Preoperative dynamic contrast-enhanced MRI can reduce the rate of tumor-positive resection margins after breast conserving surgery in patients with early non-mass breast carcinoma
10.3760/cma.j.issn.0253-3766.2017.10.010
- VernacularTitle: 术前MRI动态增强扫描可降低早期非肿块型乳腺癌保乳术切缘阳性率
- Author:
Xiangsheng LI
1
;
Yunlong SONG
1
;
Dechang LI
2
;
Hongxian ZHU
1
;
Limin MENG
1
;
Rongrong HUANG
3
;
Shilin WANG
3
;
Dong WANG
1
;
Hong FANG
1
;
Hongxia FAN
1
Author Information
1. Department of Magnetic Resonance Imaging, Air Force General Hospital of People′s Liberation Army, Beijing 100142, China
2. Department of Pathology, Air Force General Hospital of People′s Liberation Army, Beijing 100142, China
3. Department of Abdominal Surgery, Air Force General Hospital of People′s Liberation Army, Beijing 100142, China
- Publication Type:Clinical Trail
- Keywords:
Breast neoplasms;
Magnetic resonance imaging;
Breast conserving surgery;
Resection margins;
Contrast enhancement
- From:
Chinese Journal of Oncology
2017;39(10):768-774
- CountryChina
- Language:Chinese
-
Abstract:
Objective:To investigate the value of preoperative dynamic contrast-enhanced MRI in reducing the rate of tumor-positive resection margins after breast conserving surgery in patients with early non-mass breast carcinoma.

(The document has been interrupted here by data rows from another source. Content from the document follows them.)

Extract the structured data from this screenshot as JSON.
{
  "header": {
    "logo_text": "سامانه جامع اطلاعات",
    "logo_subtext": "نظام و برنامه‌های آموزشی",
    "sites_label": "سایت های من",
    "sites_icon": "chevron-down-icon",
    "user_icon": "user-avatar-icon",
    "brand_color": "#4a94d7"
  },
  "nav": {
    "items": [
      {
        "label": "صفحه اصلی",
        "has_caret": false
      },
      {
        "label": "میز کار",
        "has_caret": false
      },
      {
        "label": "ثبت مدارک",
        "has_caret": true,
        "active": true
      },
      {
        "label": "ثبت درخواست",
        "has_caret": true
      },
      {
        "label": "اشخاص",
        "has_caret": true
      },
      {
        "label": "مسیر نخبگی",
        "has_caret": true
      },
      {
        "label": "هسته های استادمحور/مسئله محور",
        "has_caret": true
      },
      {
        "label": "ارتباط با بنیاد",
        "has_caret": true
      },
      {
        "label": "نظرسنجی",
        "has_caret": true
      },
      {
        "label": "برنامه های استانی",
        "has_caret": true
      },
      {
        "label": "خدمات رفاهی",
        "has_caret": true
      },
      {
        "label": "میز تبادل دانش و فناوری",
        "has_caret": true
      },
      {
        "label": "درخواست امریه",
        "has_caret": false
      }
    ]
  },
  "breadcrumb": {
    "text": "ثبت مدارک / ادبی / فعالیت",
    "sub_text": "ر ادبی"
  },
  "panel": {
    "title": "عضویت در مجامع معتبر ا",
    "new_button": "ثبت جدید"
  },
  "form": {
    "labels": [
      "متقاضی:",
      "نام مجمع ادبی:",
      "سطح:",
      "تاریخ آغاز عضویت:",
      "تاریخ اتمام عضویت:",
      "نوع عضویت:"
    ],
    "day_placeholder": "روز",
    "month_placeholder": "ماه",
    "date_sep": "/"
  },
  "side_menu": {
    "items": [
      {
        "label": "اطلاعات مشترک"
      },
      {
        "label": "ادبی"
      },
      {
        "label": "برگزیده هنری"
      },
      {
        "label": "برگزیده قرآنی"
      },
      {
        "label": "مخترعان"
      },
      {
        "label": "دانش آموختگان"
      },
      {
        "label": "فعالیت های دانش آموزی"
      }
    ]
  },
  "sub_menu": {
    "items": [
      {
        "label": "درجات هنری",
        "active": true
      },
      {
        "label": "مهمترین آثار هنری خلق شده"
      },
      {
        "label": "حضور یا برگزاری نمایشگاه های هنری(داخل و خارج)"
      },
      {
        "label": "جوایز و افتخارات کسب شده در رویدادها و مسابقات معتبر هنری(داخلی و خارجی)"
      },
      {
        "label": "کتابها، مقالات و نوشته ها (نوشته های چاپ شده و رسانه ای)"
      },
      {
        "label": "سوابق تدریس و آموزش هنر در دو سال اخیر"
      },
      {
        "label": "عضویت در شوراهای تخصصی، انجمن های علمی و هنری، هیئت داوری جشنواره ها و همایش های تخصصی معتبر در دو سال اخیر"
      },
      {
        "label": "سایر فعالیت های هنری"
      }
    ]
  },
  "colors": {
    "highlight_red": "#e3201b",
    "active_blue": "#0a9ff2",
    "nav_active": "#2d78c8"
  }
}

Methods:Seventy-two patients with early non-mass breast carcinoma received ultrasonographic and mammographic examination and subsequently underwent dynamic contrast-enhanced MRI examination before breast conserving surgery. The control group consisted of 74 patients who had early non-mass breast carcinoma. They only received ultrasonographic and mammographic examination and didn′t undergo contrast-enhanced MRI examination. The comparison of the rate of tumor-positive resection margins between two groups was performed. The MRI findings that had the significant influence on the rate of tumor-positive resection margins were analyzed using Logistic regression model.
Results:In 28 patients (28/72, 38.9%), dynamic contrast-enhanced MRI could correct or supplement the ultrasonographic and mammographic findings and resulted in the reasonable change of surgical program. The preoperative MRI examination group (n=30) had lower rate of tumor-positive resection margins than control group for invasive ductal carcinoma (23.3% vs 40.0%, P=0.02), but there was no significant difference (21.4% vs 26.9%, P=0.10) between two groups for ductal carcinoma in situ (n=28). The preoperative MRI examination group (n=14) had lower rate of tumor-positive resection margins than control group for the other pathologic types of breast carcinoma (14.3% vs 38.9%, P=0.02). The statistical analysis on the basis of Logistic regression model showed that some main MRI findings, including change surrounding the tumor, distance between tumor and nipple and tumor size, had the significant influence on the rate of tumor-positive resection margins.
Conclusion:Preoperative dynamic contrast-enhanced MRI significantly increased the accuracy of resection margins evaluation, and greatly reduced the rate of tumor-positive resection margins after breast conserving surgery in patients with early non-mass breast carcinoma.